Constitutional triploidy and tetraploidy are recognised chiefly through their role in early pregnancy loss and in pathology specimens; diandric triploidy is associated with partial molar changes of the placenta. This entry describes the concept and its biological basis for reference and evidence appraisal and does not provide diagnostic or management guidance.

Epidemiology

Polyploidy is a frequent cause of spontaneous abortion, with triploidy being the more common form among recognised pregnancies; constitutional polyploidy is essentially absent among surviving liveborns, the rare reported survivors typically being mosaic.
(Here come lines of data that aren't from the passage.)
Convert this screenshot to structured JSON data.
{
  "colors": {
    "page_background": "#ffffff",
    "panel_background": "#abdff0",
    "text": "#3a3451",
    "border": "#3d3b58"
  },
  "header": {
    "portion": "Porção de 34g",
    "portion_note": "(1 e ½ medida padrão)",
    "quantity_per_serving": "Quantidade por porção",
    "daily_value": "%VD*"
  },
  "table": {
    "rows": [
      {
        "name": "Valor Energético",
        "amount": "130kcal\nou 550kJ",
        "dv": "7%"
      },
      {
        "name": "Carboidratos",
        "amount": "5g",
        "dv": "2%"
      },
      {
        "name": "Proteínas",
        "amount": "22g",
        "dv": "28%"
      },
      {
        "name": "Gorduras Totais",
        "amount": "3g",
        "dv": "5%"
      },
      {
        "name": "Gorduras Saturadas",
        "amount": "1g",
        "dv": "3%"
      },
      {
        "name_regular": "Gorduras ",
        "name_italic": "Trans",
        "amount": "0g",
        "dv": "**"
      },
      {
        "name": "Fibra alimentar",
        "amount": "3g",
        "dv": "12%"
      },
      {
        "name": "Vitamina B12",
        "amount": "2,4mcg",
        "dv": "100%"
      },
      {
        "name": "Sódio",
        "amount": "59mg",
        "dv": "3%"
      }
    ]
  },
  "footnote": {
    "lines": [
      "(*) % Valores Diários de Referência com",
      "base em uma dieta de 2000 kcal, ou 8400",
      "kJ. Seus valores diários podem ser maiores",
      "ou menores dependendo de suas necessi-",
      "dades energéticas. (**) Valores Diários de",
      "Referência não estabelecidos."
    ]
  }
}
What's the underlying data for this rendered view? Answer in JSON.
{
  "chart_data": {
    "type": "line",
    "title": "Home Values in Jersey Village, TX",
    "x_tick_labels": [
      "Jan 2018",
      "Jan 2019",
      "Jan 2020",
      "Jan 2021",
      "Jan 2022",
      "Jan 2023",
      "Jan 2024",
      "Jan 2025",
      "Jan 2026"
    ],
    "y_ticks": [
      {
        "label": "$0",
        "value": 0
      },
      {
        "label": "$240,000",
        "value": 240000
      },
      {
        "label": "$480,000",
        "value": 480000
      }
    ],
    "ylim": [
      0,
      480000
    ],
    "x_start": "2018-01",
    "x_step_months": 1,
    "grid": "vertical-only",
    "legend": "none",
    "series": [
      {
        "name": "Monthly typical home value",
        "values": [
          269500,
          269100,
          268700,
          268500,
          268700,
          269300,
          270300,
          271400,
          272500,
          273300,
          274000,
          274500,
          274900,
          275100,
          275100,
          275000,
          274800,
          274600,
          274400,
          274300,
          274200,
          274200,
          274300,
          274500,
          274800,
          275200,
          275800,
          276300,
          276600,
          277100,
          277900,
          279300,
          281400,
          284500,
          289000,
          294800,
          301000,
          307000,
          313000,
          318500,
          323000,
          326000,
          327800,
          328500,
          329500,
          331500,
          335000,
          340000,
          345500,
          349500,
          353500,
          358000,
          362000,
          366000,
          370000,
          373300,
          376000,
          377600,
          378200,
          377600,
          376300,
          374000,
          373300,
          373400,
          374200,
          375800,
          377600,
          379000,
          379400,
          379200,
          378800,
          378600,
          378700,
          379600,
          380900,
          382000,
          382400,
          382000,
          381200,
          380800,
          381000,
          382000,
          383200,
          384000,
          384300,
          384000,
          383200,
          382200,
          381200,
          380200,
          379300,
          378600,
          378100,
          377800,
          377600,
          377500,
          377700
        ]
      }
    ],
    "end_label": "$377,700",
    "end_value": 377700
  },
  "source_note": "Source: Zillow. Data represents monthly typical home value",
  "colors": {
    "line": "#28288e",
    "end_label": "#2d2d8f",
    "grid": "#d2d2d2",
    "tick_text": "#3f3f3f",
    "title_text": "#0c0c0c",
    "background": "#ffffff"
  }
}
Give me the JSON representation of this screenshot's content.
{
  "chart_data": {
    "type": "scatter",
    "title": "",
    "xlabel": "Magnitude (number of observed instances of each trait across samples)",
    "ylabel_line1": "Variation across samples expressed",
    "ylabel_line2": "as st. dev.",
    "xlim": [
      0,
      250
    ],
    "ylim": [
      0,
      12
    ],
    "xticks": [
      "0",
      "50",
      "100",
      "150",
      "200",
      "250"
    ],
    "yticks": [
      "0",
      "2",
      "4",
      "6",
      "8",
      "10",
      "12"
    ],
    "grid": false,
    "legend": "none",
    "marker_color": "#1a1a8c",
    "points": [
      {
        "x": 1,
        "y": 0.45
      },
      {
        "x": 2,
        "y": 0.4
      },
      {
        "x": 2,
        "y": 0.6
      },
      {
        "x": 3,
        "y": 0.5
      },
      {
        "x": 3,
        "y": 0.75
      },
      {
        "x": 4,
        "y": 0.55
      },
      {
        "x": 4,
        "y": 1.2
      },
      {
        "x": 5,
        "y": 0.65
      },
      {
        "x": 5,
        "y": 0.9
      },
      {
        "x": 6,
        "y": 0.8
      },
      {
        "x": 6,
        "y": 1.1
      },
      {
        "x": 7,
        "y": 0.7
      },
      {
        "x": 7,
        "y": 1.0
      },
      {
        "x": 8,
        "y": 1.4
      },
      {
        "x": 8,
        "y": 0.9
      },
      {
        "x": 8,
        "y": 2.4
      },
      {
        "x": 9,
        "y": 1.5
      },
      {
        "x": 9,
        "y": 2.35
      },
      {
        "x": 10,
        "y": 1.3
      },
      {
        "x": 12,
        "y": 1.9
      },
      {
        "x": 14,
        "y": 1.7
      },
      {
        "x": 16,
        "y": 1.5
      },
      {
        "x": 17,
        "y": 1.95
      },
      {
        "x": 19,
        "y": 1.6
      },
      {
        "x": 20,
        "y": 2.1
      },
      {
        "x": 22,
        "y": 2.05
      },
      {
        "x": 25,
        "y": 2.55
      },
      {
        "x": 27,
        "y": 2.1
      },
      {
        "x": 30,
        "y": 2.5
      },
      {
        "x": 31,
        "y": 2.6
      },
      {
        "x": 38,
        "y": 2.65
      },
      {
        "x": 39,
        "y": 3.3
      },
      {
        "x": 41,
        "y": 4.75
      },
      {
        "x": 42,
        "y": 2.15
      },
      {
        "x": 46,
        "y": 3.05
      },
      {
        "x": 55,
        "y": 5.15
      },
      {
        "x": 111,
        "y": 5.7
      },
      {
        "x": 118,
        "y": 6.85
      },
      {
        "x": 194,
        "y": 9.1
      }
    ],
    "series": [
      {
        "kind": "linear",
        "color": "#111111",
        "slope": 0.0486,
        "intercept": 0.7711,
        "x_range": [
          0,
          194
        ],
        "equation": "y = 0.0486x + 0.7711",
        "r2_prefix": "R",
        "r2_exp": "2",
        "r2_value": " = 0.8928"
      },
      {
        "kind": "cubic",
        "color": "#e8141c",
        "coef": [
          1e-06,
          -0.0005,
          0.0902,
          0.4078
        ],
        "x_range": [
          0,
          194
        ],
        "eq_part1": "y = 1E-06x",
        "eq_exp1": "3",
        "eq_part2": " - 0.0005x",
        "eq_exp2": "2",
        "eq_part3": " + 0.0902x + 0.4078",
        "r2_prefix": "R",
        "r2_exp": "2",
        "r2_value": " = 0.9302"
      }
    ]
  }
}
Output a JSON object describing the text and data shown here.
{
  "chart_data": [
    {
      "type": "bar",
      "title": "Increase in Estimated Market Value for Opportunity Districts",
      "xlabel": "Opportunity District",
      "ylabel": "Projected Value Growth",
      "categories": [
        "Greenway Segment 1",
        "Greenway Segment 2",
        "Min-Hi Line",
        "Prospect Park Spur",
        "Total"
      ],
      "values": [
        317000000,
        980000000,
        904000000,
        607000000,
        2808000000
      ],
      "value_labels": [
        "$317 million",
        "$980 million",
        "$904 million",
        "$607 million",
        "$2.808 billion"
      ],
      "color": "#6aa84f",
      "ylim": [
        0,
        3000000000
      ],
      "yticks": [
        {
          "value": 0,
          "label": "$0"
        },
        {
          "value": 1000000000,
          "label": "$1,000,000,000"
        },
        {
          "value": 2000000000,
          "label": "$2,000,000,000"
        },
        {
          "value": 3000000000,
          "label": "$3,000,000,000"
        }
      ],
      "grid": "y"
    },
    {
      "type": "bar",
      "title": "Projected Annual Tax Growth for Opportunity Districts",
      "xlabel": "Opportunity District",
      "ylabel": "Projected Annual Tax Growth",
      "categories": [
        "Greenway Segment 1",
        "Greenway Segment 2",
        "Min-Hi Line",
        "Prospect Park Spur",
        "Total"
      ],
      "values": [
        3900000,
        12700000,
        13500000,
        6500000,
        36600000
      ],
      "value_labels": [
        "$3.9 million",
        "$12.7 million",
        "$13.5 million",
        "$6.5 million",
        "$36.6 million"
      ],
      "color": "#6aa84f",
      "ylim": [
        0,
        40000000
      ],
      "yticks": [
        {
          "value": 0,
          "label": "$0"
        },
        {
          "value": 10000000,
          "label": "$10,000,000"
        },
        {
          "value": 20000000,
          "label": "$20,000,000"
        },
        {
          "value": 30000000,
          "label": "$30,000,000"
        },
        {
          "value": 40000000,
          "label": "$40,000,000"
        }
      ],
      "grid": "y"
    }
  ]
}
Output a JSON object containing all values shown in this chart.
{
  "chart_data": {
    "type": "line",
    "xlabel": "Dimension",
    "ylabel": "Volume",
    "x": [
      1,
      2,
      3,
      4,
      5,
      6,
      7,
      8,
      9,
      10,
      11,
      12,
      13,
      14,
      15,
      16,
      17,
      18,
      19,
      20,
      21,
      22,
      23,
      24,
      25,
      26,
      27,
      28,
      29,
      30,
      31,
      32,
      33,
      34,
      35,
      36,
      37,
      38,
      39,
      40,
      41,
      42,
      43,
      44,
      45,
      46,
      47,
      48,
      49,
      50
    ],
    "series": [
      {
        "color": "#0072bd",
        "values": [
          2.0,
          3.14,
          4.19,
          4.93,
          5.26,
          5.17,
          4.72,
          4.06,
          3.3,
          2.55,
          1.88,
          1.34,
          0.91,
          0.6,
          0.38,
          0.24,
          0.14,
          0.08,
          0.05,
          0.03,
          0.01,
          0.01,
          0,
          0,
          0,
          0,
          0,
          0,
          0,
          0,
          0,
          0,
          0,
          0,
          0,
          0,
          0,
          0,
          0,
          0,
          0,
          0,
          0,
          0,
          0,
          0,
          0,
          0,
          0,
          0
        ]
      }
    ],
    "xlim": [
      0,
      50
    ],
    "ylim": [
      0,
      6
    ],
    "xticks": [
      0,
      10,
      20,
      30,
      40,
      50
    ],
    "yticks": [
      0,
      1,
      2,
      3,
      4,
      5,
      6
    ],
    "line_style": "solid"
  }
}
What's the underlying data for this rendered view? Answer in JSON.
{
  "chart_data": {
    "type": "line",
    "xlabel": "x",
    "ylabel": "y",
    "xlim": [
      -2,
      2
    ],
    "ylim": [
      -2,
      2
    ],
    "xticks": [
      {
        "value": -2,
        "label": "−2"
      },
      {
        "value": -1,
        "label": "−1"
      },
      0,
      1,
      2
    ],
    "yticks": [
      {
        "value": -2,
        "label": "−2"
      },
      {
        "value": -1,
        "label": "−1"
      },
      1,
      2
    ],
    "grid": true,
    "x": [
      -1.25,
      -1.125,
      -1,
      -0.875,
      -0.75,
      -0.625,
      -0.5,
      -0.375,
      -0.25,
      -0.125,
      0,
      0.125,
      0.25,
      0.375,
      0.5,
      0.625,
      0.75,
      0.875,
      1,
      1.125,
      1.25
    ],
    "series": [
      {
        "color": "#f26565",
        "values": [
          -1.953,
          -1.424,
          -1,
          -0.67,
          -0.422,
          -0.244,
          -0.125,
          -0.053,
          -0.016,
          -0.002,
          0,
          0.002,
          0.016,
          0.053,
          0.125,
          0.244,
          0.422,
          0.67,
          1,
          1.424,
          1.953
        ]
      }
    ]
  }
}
The relative frequency of diandric versus digynic triploidy and its association with placental phenotype have been characterised in studies of the parental and meiotic origin of triploid conceptions.

History

Once human chromosomes could be counted reliably from the late 1950s, triploid and tetraploid karyotypes were soon recognised among spontaneous abortions, establishing whole-set anomalies as a major cause of pregnancy loss. Later work used DNA polymorphisms to determine the parental origin of the extra set and linked diandric and digynic triploidy to distinct placental and fetal phenotypes, connecting polyploidy to the broader study of genomic imprinting.

Key figures

Dorothy Warburton
Deborah McFadden
Terry Hassold

Seminal works

mcfadden-langlois-2000
hassold-hunt-2001

Frequently asked questions

What is the difference between polyploidy and trisomy?: Trisomy is the gain of a single chromosome (one extra copy of one chromosome), whereas polyploidy is the gain of one or more complete chromosome sets, such as triploidy with 69 chromosomes instead of 46.
Is polyploidy ever normal in human cells?: Yes. Although a polyploid karyotype is not viable for a whole person, certain specialised cell types, such as some liver cells and the platelet-producing megakaryocytes, are normally polyploid as part of their function.